HRIF.EU Calls on the United Kingdom to Halt the ‘Travel Rule’ for Both Cryptocurrency and Regular Transfers

In the United Kingdom, a highly disputed obligation will come into effect next week for businesses engaged in cryptocurrency-related transfers and trading. They will be required, under the so-called Travel Rule for crypto, to transmit a substantial amount of individual customer data to recipients in various countries, with no discernible added value.

To prevent the infringement on these fundamental rights, HRIF.EU sent this urgent letter to the Prime Minister of the United Kingdom today, urging the removal of the implementation of the travel rule for cryptocurrency, as well as its current application to other financial institutions.

HRIF.EU calls upon UK Government to not invoke the travel rule for crypto

Why this call to the UK Government ?

This rule places companies in the United Kingdom in a dilemma where they are forced to either violate this new rule or deviate from the principle of data minimization outlined in their own UK-GDPR. All the additional information, in fact, is not necessary for their internal control purposes but solely serves to facilitate the work of foreign law enforcement authorities.

However, the data must be sent for all transactions above a certain threshold, regardless of whether the customer is suspected of any crime.
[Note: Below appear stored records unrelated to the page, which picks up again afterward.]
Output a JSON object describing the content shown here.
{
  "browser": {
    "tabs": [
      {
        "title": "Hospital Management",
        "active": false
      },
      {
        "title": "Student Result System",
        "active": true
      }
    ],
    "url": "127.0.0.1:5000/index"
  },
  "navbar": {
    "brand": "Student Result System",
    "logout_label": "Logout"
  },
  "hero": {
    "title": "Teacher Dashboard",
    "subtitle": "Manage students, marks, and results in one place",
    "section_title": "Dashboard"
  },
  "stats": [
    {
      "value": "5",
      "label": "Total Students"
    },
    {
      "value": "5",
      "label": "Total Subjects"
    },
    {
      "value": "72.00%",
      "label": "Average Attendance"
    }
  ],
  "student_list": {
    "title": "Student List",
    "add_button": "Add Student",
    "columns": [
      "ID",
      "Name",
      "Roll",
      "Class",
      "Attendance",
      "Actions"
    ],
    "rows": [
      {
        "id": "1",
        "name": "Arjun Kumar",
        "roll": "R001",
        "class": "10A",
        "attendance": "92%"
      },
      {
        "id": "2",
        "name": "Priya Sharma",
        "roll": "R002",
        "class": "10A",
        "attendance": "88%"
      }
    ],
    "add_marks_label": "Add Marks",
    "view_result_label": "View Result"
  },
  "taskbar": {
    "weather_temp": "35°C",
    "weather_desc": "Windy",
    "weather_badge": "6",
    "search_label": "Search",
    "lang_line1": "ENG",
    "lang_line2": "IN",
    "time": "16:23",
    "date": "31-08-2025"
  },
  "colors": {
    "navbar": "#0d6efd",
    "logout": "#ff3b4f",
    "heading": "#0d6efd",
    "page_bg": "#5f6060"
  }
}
Yet, the police can easily obtain this data with a single phone call or email, in cases where they can demonstrate suspicion of money laundering or terrorism financing.

As a consequence, British companies are now compelled to process data of European citizens and businesses and forward it to other companies, without genuine necessity. This is solely due to the obligation to do so and the fear of penalties.

What’s the idea here?

Most often, companies opt for the easiest route. And then they compromise privacy because it’s simpler and cheaper than violating anti-money laundering laws, which incur hefty fines. However, this practice must cease, which is why HRIF.EU has also clearly stated in the letter that, if necessary, legal actions will be taken to seek restitution for consumers and businesses. The objective is to provide compliance officers and legal experts within these companies with an additional compelling argument to convince their leadership not to enforce the rule any longer.

There is substantial evidence indicating the insufficient legal foundation of these rules. Numerous scholars and privacy authorities have previously cautioned that the disclosure of customer data must be grounded in sound considerations and regulations. See, for instance, the warning from the European Data Protection Board:

The EDPB considers it as a matter of the utmost importance that the anti-money laundering measures are compatible with the rights to privacy and data protection enshrined in Articles 7 and 8 of the Charter of Fundamental Rights of the European Union, the principles of necessity of such measures in a democratic society and their proportionality, and the case law of the Court of Justice of the European Union.

Will this have an effect?

Yes and no. The British government is probably not going to stop abruptly with their plan. They will continue on their course. However, British companies with a sense of honor and an understanding of data minimization have now been given legal support by our foundation. They can refuse to implement the rule and refer to our letter as evidence. For this reason, the letter has elaborated the argument with referral to historical background of the rules.

But what they may not realize in the UK, and what we haven’t explained to the PM, is that in the Netherlands, we have new regulations that enable mass damage claims. So, if there’s a serious hack or significant harm to European citizens or companies in the future, our foundation could well be one of the parties involved in this legal process.

Is my data still adequately protected internationally?

No, it’s evident that the obligation to transmit private data to other companies, competitors, and entities in countries where data protection is not up to standard is simply not a sound idea. However, read the letter for more details and also take a look at the website of Noyb, the foundation led by Max Schrems, which has been striving for data protection reform for years, consistently winning in court but with progress remaining insufficient.

As a foundation, we refuse to accept the current state of affairs. It’s clear that mere discussions and polite letters aren’t effective, and that liability and timely legal action prompt parties to take action. It begins with a polite request to refrain from certain actions. This is followed by further steps. And then we document these actions on this blog.

Isn’t all of this a bit far-fetched?

Smoking causes cancer. Insiders knew this for years, but didn’t disclose it. Eventually, it came to light and had to be printed on cigarette packs.

Similarly, these extensive anti-money laundering regulations are detrimental to consumers and businesses. You don’t need to realize it overnight, but one day your data might end up in the wrong place, and an Artificial Intelligent Monitoring system could just block your account. Good luck in finding out how and why, but don’t look surprised if part of the data was fetched due to this legal obligation.

As a foundation, we aim to prevent this scenario and ensure that parties won’t later claim, “We didn’t know that data disclosure was harmful.” Those who cause harm should be responsible for compensation, and the same principle applies here.